Bu iki amacın dine aykırılığından, İslâm dışılığından bahsetmek mümkün değildir. Ancak bu iki hedefe, dinin zahirini ihmal ederek, inanç, ibadet gibi dinî sınırlar çerçevesini (yani şeriatı) aşarak varmak da mümkün değildir. Gerçek sofilere göre tarikat ve hakikat şeriatın hâdimleridir, sofinin Müslümanlığı ile avamın Müslümanlığı ilmihal çerçevesinde davranış bakımından farklı olamaz; fark dış ile için, zahir ile bâtının, suret ile hakikatin birlikte, beraber, tam olarak bulunup bulunmamasındadır.

Her mümin, ya kâmil ve ehliyetli bir mürşidin terbiyesinde yahut da -sahtesi gerçeğinden daha çok olduğu ve birbirinden ayırt edilmesi de güç bulunduğundan kâmil mürşid bulunamayınca- iyi niyet ve samimiyetle ibadetlerine devam ederek ve Resulullah’ın (s.a.) siyretini –elinden geldiği kadar– kendisine örnek alarak Müslümanlığını “ihsan” mertebesine çıkarmaya çalışmalıdır. Bu mertebeye doğru tırmandıkça imanda sarsılmazlık, irfanda zenginlik ve derinlik, ahlakta kemâl, nefiste hakka teslimiyet hâsıl olacak, gözün ve kalbin perdeleri açılacaktır. Ancak ihsan mertebesinin basamakları sonsuz olduğundan bu cehdin, çabanın ve tırmanışın da sonu yoktur, ömür boyu devam edecektir.
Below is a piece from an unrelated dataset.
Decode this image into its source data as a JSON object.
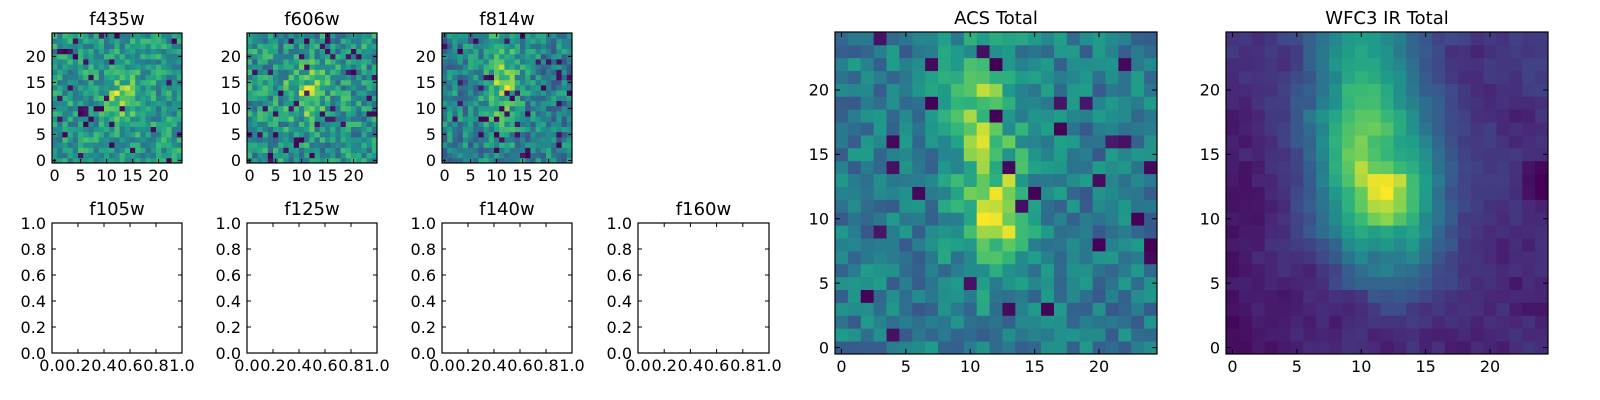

Sona vardığını ve cehde (ibadetlere) gerek kalmadığını zannedenler ve söyleyenler nefislerinin esiri ve şeytanın müritleridirler.

Tasavvufun yabancı kültürlerden, felsefelerden ve başka dinlerden alındığı iddiası da belli bir tarihten sonra ortaya atılmıştır.

Yukarıda açıklamaya çalıştığım İslâm tasavvufunun amacı ve bu amaca ulaşmak için yapılanlar İslâm’a aittir, başka bir kaynaktan alınmış değildir.

Bilgi ve düşünce tarafına gelince bazı mutasavvıfların eserlerinde bu etkilenme, hatta iktibaslar görülmektedir; ama bu vakıa, İslâm tasavvufunun yabancı kaynaklı olduğunu ispat etmez.

Kelâm ilmi de kökü, doğuşu, kaynakları, usulü bakımından İslâm’a aittir, ancak kelâmcıların da mücadele ettikleri veya bir şekilde muttali oldukları düşünce, yöntem ve felsefelerden istifade ettikleri olmuştur; buradan hareketle kelamın yabancı kaynaklı olduğu iddia edilemez, edilirse ispat edilemez.